La dernière étude de SCI Verkehr, qui couvre sept régions du monde, montre que les solutions numériques sont cruciales. Alors que le secteur mondial de la technologie des systèmes ferroviaires croît plus rapidement que le marché global (4,6 %), la part des composants et processus numériques augmente également de manière significative dans les segments de produits traditionnels tels que l'infrastructure ferroviaire et le matériel roulant.
Le contexte mondial
Cependant, deux vitesses de numérisation peuvent être observées : Les nouveaux systèmes dans des régions comme le Moyen-Orient et l'Asie établissent de nouvelles normes avec des opérations ferroviaires impressionnantes et hautement numérisées.
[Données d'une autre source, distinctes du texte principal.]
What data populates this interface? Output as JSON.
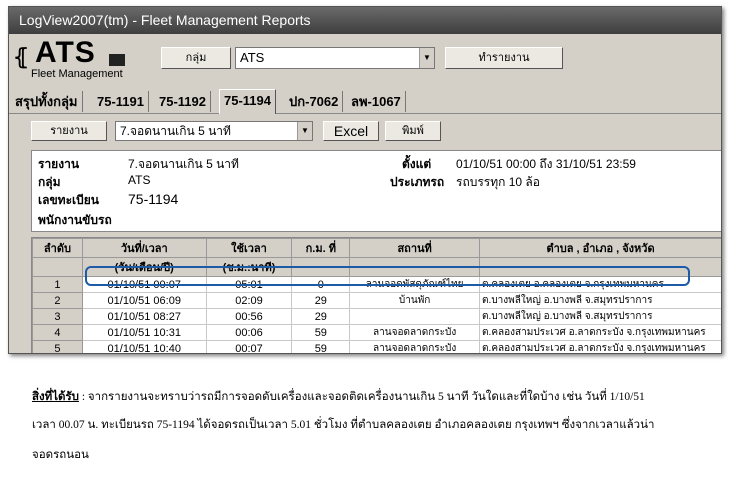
{
  "window": {
    "title": "LogView2007(tm) - Fleet Management Reports"
  },
  "logo": {
    "brand": "ATS",
    "subtitle": "Fleet Management"
  },
  "toolbar": {
    "group_button": "กลุ่ม",
    "group_value": "ATS",
    "report_button": "ทำรายงาน"
  },
  "tabs": [
    "สรุปทั้งกลุ่ม",
    "75-1191",
    "75-1192",
    "75-1194",
    "ปก-7062",
    "ลพ-1067"
  ],
  "active_tab": "75-1194",
  "report_bar": {
    "report_button": "รายงาน",
    "report_value": "7.จอดนานเกิน 5 นาที",
    "excel_button": "Excel",
    "print_button": "พิมพ์"
  },
  "info": {
    "report_label": "รายงาน",
    "report_value": "7.จอดนานเกิน 5 นาที",
    "group_label": "กลุ่ม",
    "group_value": "ATS",
    "plate_label": "เลขทะเบียน",
    "plate_value": "75-1194",
    "driver_label": "พนักงานขับรถ",
    "since_label": "ตั้งแต่",
    "since_value": "01/10/51  00:00 ถึง 31/10/51  23:59",
    "type_label": "ประเภทรถ",
    "type_value": "รถบรรทุก 10 ล้อ"
  },
  "table": {
    "headers": [
      "ลำดับ",
      "วันที่/เวลา",
      "ใช้เวลา",
      "ก.ม. ที่",
      "สถานที่",
      "ตำบล , อำเภอ , จังหวัด"
    ],
    "subheaders": [
      "",
      "(วัน/เดือน/ปี)",
      "(ช.ม.:นาที)",
      "",
      "",
      ""
    ],
    "rows": [
      [
        "1",
        "01/10/51  00:07",
        "05:01",
        "0",
        "ลานจอดพัสดุภัณฑ์ไทย",
        "ต.คลองเตย อ.คลองเตย จ.กรุงเทพมหานคร"
      ],
      [
        "2",
        "01/10/51  06:09",
        "02:09",
        "29",
        "บ้านพัก",
        "ต.บางพลีใหญ่ อ.บางพลี จ.สมุทรปราการ"
      ],
      [
        "3",
        "01/10/51  08:27",
        "00:56",
        "29",
        "",
        "ต.บางพลีใหญ่ อ.บางพลี จ.สมุทรปราการ"
      ],
      [
        "4",
        "01/10/51  10:31",
        "00:06",
        "59",
        "ลานจอดลาดกระบัง",
        "ต.คลองสามประเวศ อ.ลาดกระบัง จ.กรุงเทพมหานคร"
      ],
      [
        "5",
        "01/10/51  10:40",
        "00:07",
        "59",
        "ลานจอดลาดกระบัง",
        "ต.คลองสามประเวศ อ.ลาดกระบัง จ.กรุงเทพมหานคร"
      ]
    ]
  },
  "note": {
    "heading": "สิ่งที่ได้รับ",
    "line1": " : จากรายงานจะทราบว่ารถมีการจอดดับเครื่องและจอดติดเครื่องนานเกิน 5 นาที วันใดและที่ใดบ้าง เช่น วันที่ 1/10/51",
    "line2": "เวลา 00.07 น. ทะเบียนรถ 75-1194 ได้จอดรถเป็นเวลา 5.01 ชั่วโมง ที่ตำบลคลองเตย อำเภอคลองเตย กรุงเทพฯ ซึ่งจากเวลาแล้วน่า",
    "line3": "จอดรถนอน"
  }
}
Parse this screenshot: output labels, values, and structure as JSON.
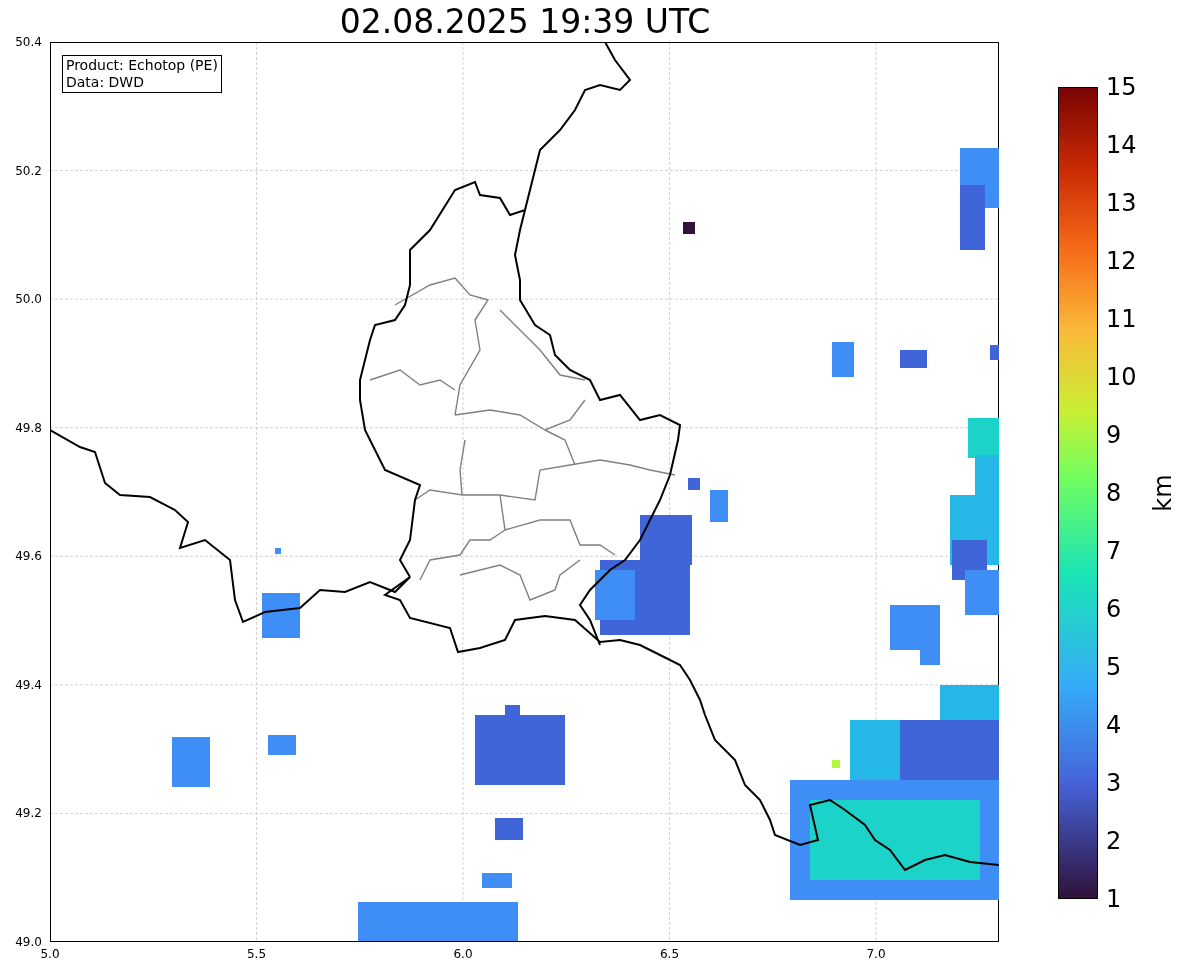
{
  "title": "02.08.2025 19:39 UTC",
  "info_box": {
    "lines": [
      "Product: Echotop (PE)",
      "Data: DWD"
    ]
  },
  "x_axis": {
    "ticks": [
      "5.0",
      "5.5",
      "6.0",
      "6.5",
      "7.0"
    ]
  },
  "y_axis": {
    "ticks": [
      "50.4",
      "50.2",
      "50.0",
      "49.8",
      "49.6",
      "49.4",
      "49.2",
      "49.0"
    ]
  },
  "colorbar": {
    "label": "km",
    "ticks": [
      "15",
      "14",
      "13",
      "12",
      "11",
      "10",
      "9",
      "8",
      "7",
      "6",
      "5",
      "4",
      "3",
      "2",
      "1"
    ]
  }
}
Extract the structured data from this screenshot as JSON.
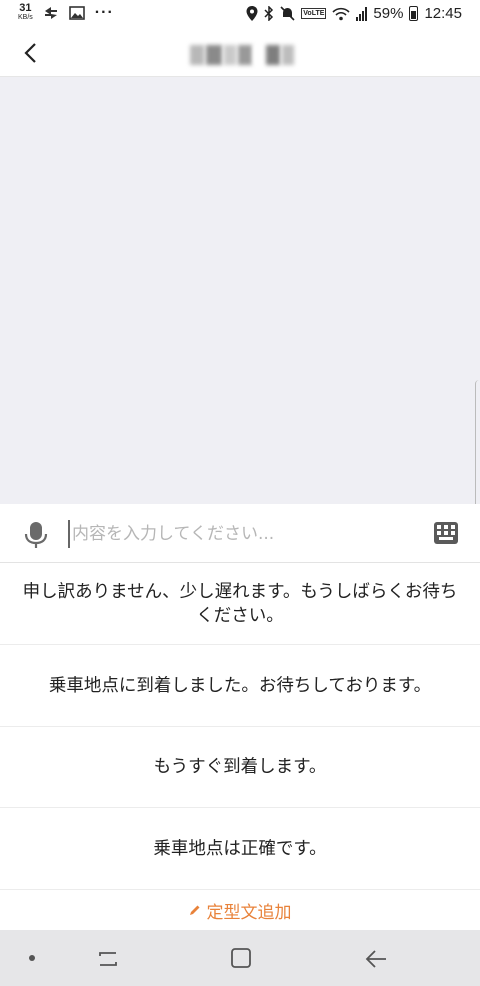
{
  "status_bar": {
    "speed_value": "31",
    "speed_unit": "KB/s",
    "more": "···",
    "volte": "VoLTE",
    "battery": "59%",
    "time": "12:45"
  },
  "header": {
    "back_icon": "chevron-left-icon"
  },
  "input": {
    "placeholder": "内容を入力してください..."
  },
  "phrases": [
    "申し訳ありません、少し遅れます。もうしばらくお待ちください。",
    "乗車地点に到着しました。お待ちしております。",
    "もうすぐ到着します。",
    "乗車地点は正確です。"
  ],
  "add_phrase_label": "定型文追加",
  "colors": {
    "accent": "#e8823a",
    "chat_bg": "#efeff4",
    "navbar_bg": "#e6e6e8"
  }
}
Cela rend les systèmes ferroviaires plus efficaces, plus attractifs et plus compétitifs par rapport aux autres modes de transport, à la fois dans les zones urbaines et dans la manutention du fret. En revanche, la numérisation des réseaux existants est beaucoup plus difficile et prend beaucoup de temps, car elle doit être mise en œuvre progressivement pendant que les systèmes restent opérationnels. L'augmentation de la demande de transport et les objectifs politiques nécessitent des mises à niveau numériques et des innovations à la fois dans les réseaux et les opérations. En particulier sur le marché européen à forte demande, il existe un besoin urgent de modernisation qui ne peut être financé uniquement par des fonds publics, ce qui ouvre des possibilités d'outils de financement alternatifs et de nouveaux acteurs du marché.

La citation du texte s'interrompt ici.